If physical access to the machine is a concern, keep FileVault on and accept that you’ll need to enter a password after reboots.
Installing OpenClaw
The OpenClaw docs are solid, but here’s the actual sequence that worked:
Prerequisites
brew install node imsg
The imsg package is what enables iMessage integration. Don’t skip it.
Install OpenClaw
curl -fsSL https://openclaw.ai/install.sh | bash
The Gateway Token
OpenClaw needs a gateway token. This needs to be added to a config file - Claude can generate it for you. In fact, it’s probably simplest to run the above setup script and then run Claude Code and ask it “hey, is my OpenClaw working? Can I send and receive iMessages with it?” - using an LLM to configure OpenClaw is literally what’s recommended in the setup docs. Your tools build tools now.
Full Disk Access
The iMessage integration needs to read ~/Library/Messages/chat.db. Grant Full Disk Access to Terminal (or whatever terminal app you use):
System Settings → Privacy & Security → Full Disk Access → add Terminal
You’ll also need to add the Node.js executable so it can interact with the imsg CLI:
- Press
Cmd+Shift+Gin the file picker - Navigate to your Node installation (likely
/opt/homebrew/bin/nodeif you used Homebrew)
API Keys
During the install you’ll have the option to select various skills, and you’ll need keys for the services you want to use.
Start the Gateway
To start the gateway (in case your install got interrupted):
openclaw gateway --port 18789
You should see output like:
[gateway] agent model: anthropic/claude-opus-4-5
[gateway] listening on ws://127.0.0.1:18789
[imessage] [default] starting provider (imsg)
Configuration
The config lives at ~/.openclaw/openclaw.json. A few things to check:
Model Selection
Make sure you’re using a model that actually exists. I initially had claude-opus-4-6 configured (wishful thinking - maybe next week it will be updated). Change it to claude-opus-4-5 or claude-sonnet-4 depending on your needs and budget.
iMessage Allowlist
OpenClaw uses an allowlist for iMessage - it won’t respond to random numbers. You can ask it to add more values to the allowlist.
The Meta Moment
Here’s the funny part: when the gateway wouldn’t start, I pointed Claude Code at the OpenClaw troubleshooting docs and had it debug its own hosting environment. The agent found a config issue with the gateway token that I’d missed.

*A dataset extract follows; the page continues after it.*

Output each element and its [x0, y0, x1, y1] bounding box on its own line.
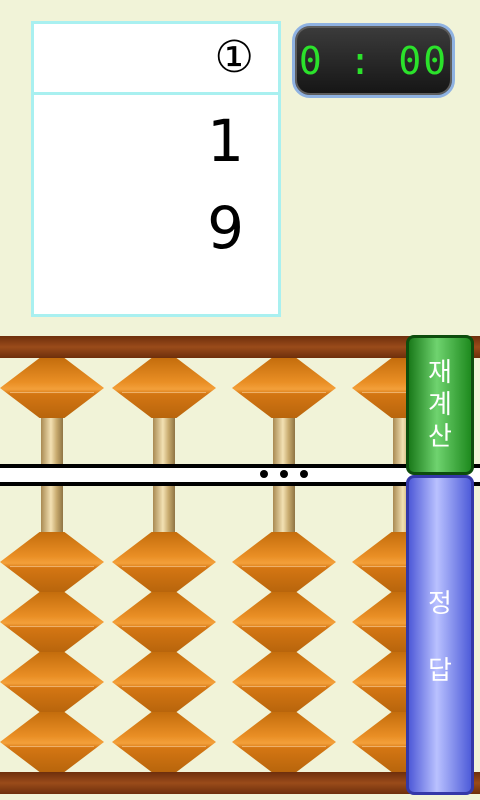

This method is actually what’s recommended in the setup docs. Building Claude with Claude. We’re through the looking glass.
What’s Next
Once you’re texting your bot, the possibilities open up:
- Home automation triggers
- Calendar and email integration
- Web research on demand
- Code assistance from your phone
- Whatever else you can dream up
I had it build me an entire webapp with authentication the same day I set it up. But that’s a post for another time.
Links:
- OpenClaw - The project that makes this possible
- OpenClaw Docs - Setup guides and configuration
- OpenClaw Discord - Community support
- Anthropic Console - API key management
- imsg - The iMessage CLI tool
Total setup time: ~4 hours. Most of that was waiting for iMessage to sync and debugging config issues. Once it’s running, it just works. If it can’t accomplish something it will tell me what I need to give it access to.